Whilst politicians have minds and morals of their own, they may be more focussed when they see strong public support for any particular issue (so I’m told). A recent survey by the King’s Fund, https://www.kingsfund.org.uk/publications/what-does-public-think-about-nhs, said that ‘A clear majority (66%) of adults are willing to pay more of their own taxes to fund the NHS’, and I wonder how many of those adults fully understand the interplay between the NHS and social care? If they did, would they see that more money injected into social care would save millions for the NHS in the long term? Would they support that? And will those in positions of power seize the opportunity to help the public understand these complexities and ask for their support to do what is not just sensible, practical and necessary, but also simply right?
Since Christie, http://www.gov.scot/resource/doc/352649/0118638.pdf, we all know that the focus must be on prioritising preventative measures, and greater investment into social care has a crucial role here. But rights, and what is right, are even more important. As a society, when we recognise that disability is created by the systemic barriers arising from our collective decisions and approaches, we also see that it is our collective responsibility to contribute to sustained public investment in the development of a modern, nationwide infrastructure of social care support. Of course, it is not just about money, and there is much more work to be done, but a focus on meeting only basic needs, driven by a necessity to make each pound stretch further, denies the wider thinking about the real role that social care has in our society today. Our Shared Ambition for the future of Social Care Support in Scotland http://www.socialcareambition.co.uk/ says that social care is about human rights, about having a life, about people being in control, about high expectations at a national level with the space for local flexibility, about a fairly treated, sustainable workforce and about the best use of public resources. Mostly, social care is about equality.

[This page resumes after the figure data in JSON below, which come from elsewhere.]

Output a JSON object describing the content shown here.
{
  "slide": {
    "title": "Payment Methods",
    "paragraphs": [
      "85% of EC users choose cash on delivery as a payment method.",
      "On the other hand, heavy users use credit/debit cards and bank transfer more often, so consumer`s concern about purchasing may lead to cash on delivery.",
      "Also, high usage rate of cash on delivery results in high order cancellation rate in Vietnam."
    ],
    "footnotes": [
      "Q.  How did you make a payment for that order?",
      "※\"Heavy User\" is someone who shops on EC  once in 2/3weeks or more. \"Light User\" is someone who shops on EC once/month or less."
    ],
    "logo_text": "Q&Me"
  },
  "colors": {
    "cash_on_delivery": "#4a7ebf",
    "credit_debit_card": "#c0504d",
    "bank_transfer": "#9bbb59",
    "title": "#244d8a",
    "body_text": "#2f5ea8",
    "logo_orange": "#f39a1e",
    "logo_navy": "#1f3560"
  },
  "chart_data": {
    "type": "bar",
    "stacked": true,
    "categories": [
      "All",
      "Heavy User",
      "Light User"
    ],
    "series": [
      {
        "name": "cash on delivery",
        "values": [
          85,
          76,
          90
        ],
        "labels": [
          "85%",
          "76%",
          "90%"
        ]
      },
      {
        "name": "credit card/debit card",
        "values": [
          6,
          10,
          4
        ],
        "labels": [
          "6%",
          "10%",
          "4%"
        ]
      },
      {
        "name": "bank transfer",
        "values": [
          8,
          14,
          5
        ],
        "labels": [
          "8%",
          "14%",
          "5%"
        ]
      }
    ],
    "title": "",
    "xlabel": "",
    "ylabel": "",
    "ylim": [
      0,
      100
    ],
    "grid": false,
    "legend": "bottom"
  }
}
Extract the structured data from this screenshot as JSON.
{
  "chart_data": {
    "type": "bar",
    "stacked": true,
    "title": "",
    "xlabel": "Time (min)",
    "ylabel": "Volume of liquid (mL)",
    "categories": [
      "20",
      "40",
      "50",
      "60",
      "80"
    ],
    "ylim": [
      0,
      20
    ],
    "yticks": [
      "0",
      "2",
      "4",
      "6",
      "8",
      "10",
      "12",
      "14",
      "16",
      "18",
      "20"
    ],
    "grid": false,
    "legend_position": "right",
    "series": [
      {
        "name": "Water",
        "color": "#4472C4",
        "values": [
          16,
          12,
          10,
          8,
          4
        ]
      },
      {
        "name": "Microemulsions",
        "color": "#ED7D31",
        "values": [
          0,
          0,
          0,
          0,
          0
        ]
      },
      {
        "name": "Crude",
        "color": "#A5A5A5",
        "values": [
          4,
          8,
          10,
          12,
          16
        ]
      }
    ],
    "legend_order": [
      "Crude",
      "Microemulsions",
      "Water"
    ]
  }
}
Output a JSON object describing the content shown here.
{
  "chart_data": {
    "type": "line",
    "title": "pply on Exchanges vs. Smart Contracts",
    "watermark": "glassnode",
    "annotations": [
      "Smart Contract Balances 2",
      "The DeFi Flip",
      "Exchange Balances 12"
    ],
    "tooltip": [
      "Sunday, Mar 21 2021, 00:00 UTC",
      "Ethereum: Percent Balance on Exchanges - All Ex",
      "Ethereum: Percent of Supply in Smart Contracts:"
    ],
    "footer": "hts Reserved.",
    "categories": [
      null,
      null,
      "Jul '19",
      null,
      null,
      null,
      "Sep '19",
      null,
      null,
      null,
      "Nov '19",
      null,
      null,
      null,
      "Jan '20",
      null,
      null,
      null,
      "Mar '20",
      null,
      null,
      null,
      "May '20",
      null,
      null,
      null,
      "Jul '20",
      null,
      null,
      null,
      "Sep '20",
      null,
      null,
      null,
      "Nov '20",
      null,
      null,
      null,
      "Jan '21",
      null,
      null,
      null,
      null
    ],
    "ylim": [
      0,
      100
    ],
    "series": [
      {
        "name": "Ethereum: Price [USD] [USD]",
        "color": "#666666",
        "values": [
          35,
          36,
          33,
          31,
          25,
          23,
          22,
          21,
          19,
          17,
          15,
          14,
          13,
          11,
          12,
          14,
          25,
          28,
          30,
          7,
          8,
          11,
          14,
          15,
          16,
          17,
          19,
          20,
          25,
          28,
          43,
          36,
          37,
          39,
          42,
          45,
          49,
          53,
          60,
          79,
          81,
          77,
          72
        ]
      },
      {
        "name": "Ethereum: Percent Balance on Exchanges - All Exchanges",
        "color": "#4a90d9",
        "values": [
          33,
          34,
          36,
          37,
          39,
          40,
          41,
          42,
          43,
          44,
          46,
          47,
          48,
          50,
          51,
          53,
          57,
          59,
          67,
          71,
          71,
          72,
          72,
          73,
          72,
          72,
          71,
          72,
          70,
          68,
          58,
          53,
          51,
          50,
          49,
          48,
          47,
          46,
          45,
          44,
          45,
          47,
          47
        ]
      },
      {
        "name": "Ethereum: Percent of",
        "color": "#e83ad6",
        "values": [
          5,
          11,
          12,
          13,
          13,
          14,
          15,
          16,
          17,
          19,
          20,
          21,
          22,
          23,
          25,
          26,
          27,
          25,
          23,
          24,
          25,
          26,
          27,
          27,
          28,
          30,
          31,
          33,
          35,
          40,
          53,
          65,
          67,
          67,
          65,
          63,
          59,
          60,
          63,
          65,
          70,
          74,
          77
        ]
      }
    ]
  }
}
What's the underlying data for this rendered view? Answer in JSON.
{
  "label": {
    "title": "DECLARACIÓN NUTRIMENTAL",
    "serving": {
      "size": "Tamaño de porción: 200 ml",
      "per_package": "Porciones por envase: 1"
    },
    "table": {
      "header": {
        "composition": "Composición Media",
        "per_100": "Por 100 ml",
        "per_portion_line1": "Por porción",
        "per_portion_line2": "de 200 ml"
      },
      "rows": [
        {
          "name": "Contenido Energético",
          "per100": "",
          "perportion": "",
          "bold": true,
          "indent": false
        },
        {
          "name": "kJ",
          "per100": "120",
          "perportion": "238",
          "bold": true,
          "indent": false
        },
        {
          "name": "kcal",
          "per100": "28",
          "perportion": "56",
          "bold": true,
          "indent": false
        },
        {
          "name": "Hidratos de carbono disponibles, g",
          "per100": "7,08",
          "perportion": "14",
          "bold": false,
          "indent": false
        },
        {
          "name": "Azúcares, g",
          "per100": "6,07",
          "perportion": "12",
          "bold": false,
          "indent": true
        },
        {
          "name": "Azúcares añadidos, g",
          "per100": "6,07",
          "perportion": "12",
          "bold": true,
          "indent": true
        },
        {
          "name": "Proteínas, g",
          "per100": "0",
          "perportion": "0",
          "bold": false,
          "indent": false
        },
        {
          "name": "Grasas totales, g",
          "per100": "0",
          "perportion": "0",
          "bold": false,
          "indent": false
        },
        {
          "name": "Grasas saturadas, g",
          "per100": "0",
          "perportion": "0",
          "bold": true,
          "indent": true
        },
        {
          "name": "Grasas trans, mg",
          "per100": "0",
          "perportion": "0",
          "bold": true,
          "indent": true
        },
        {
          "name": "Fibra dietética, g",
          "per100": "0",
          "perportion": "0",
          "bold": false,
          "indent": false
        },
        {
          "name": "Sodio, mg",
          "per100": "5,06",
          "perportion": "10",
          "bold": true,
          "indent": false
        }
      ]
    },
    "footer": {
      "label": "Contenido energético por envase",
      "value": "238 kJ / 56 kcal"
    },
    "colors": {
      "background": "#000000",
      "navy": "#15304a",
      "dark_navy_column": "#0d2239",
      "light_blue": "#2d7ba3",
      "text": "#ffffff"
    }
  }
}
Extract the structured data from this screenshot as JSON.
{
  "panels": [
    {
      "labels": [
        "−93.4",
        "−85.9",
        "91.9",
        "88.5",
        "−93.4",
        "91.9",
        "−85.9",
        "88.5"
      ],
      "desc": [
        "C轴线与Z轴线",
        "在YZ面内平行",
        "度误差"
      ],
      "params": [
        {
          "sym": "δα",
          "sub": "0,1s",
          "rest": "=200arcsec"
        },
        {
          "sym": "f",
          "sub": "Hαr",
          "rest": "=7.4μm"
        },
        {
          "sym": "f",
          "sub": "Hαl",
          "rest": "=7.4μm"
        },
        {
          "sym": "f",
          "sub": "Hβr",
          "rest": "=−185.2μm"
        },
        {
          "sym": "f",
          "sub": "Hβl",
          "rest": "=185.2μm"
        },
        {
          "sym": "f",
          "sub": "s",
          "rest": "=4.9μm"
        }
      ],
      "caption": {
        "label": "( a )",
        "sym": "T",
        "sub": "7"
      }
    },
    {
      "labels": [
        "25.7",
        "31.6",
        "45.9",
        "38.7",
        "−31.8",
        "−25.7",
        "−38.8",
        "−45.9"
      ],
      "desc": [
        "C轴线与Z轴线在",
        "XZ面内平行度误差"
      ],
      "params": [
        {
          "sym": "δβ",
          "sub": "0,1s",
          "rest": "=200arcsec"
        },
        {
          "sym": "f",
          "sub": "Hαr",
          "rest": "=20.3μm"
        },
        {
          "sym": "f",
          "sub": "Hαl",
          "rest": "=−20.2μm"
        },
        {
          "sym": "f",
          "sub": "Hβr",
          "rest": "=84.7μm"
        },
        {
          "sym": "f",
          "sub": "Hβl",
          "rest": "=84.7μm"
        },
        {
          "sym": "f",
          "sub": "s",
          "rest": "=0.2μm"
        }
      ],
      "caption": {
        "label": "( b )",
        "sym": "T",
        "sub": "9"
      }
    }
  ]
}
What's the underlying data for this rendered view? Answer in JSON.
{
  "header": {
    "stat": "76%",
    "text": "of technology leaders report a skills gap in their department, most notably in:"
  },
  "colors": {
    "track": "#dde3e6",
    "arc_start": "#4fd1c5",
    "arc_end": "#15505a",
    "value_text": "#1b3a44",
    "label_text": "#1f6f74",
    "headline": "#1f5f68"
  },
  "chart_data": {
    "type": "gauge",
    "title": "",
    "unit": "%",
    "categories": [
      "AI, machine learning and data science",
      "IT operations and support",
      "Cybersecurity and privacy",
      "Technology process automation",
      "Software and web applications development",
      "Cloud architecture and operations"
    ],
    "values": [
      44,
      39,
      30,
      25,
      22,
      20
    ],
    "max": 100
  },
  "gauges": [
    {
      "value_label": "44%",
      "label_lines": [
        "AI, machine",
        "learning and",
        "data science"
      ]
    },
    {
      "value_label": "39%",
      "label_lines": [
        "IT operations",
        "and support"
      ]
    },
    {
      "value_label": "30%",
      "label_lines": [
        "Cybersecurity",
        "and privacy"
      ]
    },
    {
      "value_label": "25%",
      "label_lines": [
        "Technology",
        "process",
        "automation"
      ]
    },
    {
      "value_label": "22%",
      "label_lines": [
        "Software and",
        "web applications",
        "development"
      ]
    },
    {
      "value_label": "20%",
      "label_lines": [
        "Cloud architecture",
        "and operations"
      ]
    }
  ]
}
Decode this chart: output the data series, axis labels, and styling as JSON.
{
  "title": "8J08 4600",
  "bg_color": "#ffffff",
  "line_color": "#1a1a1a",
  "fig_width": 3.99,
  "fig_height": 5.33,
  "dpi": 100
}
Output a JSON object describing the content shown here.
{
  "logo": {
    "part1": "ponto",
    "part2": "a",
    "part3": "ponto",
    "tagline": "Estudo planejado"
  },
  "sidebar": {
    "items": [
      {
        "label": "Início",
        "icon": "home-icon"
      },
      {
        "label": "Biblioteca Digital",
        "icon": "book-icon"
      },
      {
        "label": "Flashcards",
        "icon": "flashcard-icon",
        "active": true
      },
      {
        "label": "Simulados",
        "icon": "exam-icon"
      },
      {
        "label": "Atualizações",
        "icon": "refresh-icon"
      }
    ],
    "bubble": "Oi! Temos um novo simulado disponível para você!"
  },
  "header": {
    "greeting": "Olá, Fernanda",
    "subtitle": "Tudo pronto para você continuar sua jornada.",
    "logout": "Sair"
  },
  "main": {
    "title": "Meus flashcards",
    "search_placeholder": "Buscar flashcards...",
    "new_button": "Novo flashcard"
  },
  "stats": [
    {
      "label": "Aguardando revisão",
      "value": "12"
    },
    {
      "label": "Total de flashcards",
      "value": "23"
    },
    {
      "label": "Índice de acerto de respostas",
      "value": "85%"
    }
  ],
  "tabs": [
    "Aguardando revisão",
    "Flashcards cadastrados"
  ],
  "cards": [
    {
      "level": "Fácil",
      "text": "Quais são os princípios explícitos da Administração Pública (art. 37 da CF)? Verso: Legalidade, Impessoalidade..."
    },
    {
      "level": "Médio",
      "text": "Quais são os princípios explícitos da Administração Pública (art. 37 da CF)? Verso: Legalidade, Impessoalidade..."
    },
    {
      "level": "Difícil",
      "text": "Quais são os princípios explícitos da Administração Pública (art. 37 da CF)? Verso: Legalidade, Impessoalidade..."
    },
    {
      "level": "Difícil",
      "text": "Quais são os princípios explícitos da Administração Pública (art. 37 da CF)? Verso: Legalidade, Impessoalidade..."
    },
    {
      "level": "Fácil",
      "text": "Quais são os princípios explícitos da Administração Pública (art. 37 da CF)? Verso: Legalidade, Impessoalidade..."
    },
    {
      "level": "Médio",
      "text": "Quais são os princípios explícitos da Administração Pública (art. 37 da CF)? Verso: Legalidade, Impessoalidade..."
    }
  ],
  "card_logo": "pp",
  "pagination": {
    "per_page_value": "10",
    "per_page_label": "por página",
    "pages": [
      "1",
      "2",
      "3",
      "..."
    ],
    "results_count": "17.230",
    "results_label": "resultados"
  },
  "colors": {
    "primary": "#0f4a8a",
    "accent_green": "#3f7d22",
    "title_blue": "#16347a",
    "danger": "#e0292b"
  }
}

Society as a whole may still have some growth to do here, but our leaders, no doubt, can take the current thinking on NHS funding and run with it. The right leadership, at every level, can help the public understand the natural conclusions from that line of thinking, that in a truly integrated system, greater taxation to better fund the NHS means ensuring enough of that money reaches social care and, in fact, is the only way to make integration of health and social care a genuine success.